Hopefully as more people see the blog post there will be more bids. And perhaps some of those people who have bid $12 - $18 might be encouraged to increase their bids to $20
If you look at the graph it is almost a stright accent from $8 to $20, which means almost all the bids are $20 or more. I doubt there are enough bids at $12-$18 to make a difference. However, if a good number of the people who bid $20 would rise their bids to $22 then it could be pushed over the top. (Notice the drop from $20 to $22).
So come on everyone, increase you bid to $22 and we can get this into production!
It is a amazing what a litle support by the Blog did for this project. I really hope Logos makes a renewed effort to make Community Pricing work. I am a little concerned that it has been so long since they have added new titles.

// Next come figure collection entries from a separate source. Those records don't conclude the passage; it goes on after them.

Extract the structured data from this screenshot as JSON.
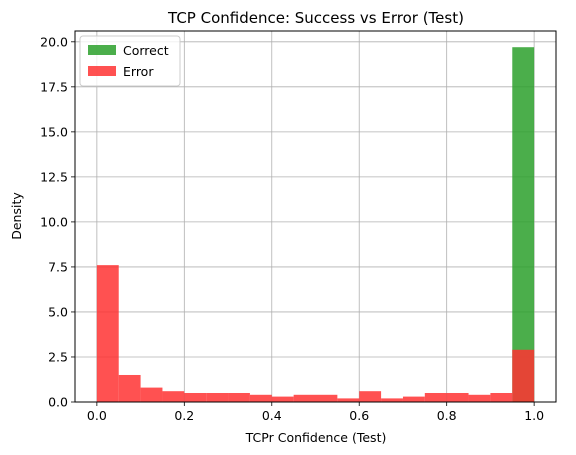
{
  "chart_data": {
    "type": "bar",
    "title": "TCP Confidence: Success vs Error (Test)",
    "xlabel": "TCPr Confidence (Test)",
    "ylabel": "Density",
    "xlim": [
      -0.05,
      1.05
    ],
    "ylim": [
      0,
      20.6
    ],
    "xticks": [
      0.0,
      0.2,
      0.4,
      0.6,
      0.8,
      1.0
    ],
    "xtick_labels": [
      "0.0",
      "0.2",
      "0.4",
      "0.6",
      "0.8",
      "1.0"
    ],
    "yticks": [
      0,
      2.5,
      5,
      7.5,
      10,
      12.5,
      15,
      17.5,
      20
    ],
    "ytick_labels": [
      "0.0",
      "2.5",
      "5.0",
      "7.5",
      "10.0",
      "12.5",
      "15.0",
      "17.5",
      "20.0"
    ],
    "grid": true,
    "legend_position": "top-left",
    "bin_width": 0.05,
    "series": [
      {
        "name": "Correct",
        "color": "#2ca02c",
        "opacity": 0.85,
        "bin_starts": [
          0.95
        ],
        "values": [
          19.7
        ]
      },
      {
        "name": "Error",
        "color": "#ff3333",
        "opacity": 0.85,
        "bin_starts": [
          0.0,
          0.05,
          0.1,
          0.15,
          0.2,
          0.25,
          0.3,
          0.35,
          0.4,
          0.45,
          0.5,
          0.55,
          0.6,
          0.65,
          0.7,
          0.75,
          0.8,
          0.85,
          0.9,
          0.95
        ],
        "values": [
          7.6,
          1.5,
          0.8,
          0.6,
          0.5,
          0.5,
          0.5,
          0.4,
          0.3,
          0.4,
          0.4,
          0.2,
          0.6,
          0.2,
          0.3,
          0.5,
          0.5,
          0.4,
          0.5,
          2.9
        ]
      }
    ]
  }
}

Perhaps they could move some of the Public Domain PrePubs that don't seems to be going anywhere to Community Pricing as see what happens.
If you look at the graph it is almost a stright accent from $8 to $20, which means almost all the bids are $20 or more. I doubt there are enough bids at $12-$18 to make a difference. However, if a good number of the people who bid $20 would rise their bids to $22 then it could be pushed over the top. (Notice the drop from $20 to $22).
There is a slight bend in the line - at $10 it is maybe 55%-57% paid for, so if eveyone who has bid at least 10 bids 20 we would be over the line ... so maybe the strategy of bidding 22 will pull the lower bidders up a bit and we will get this for 20 or 18!!!
i.e. I support Keith's idea - let's all bid 22!!!
www.emmanuelecc.org
Wow! This post made it to the daily Logos Blog.
Unfortunately, the price chart doesn't seem to be moving that much.
It's gone up ~5% since the last time I looked at it a few days ago... so the blog posting made a difference! Hopefully we'll be harping on this thing to get it down to a lower price next Friday because it crossed the line at the beginning of the week.
Prov. 15:23
Not to be an idiot here, but do you know why when I click on the links it tries to open them in Logos 3. Is there a way to make this happen in Logos 4?
You're not an idiot. That is a common problem people have been having after reinstalling Libronix (Logos 3) after having already installed Logos 4. In that case, Logos 3 hijacks the libronixdls protocol back again. To fix it, see the instructions here: http://wiki.logos.com/Hyperlinks#Problem.3a_Libronix_DLS_executes_the_protocol_instead_of_Logos_4
Yes, Dan, the ODCC is a great resource.
I didn't get it when I bought the Scholar's Lib in Logos 3, so it was one of the reasons I updated to the Logos 4 Scholars Lib.
Allen, and the "funny" thing is that I thought that I had read it was no longer available in Logos! I have a synaptic problem in my cerebral cortex. . . [:S]
I like Apples. Especially Honeycrisp.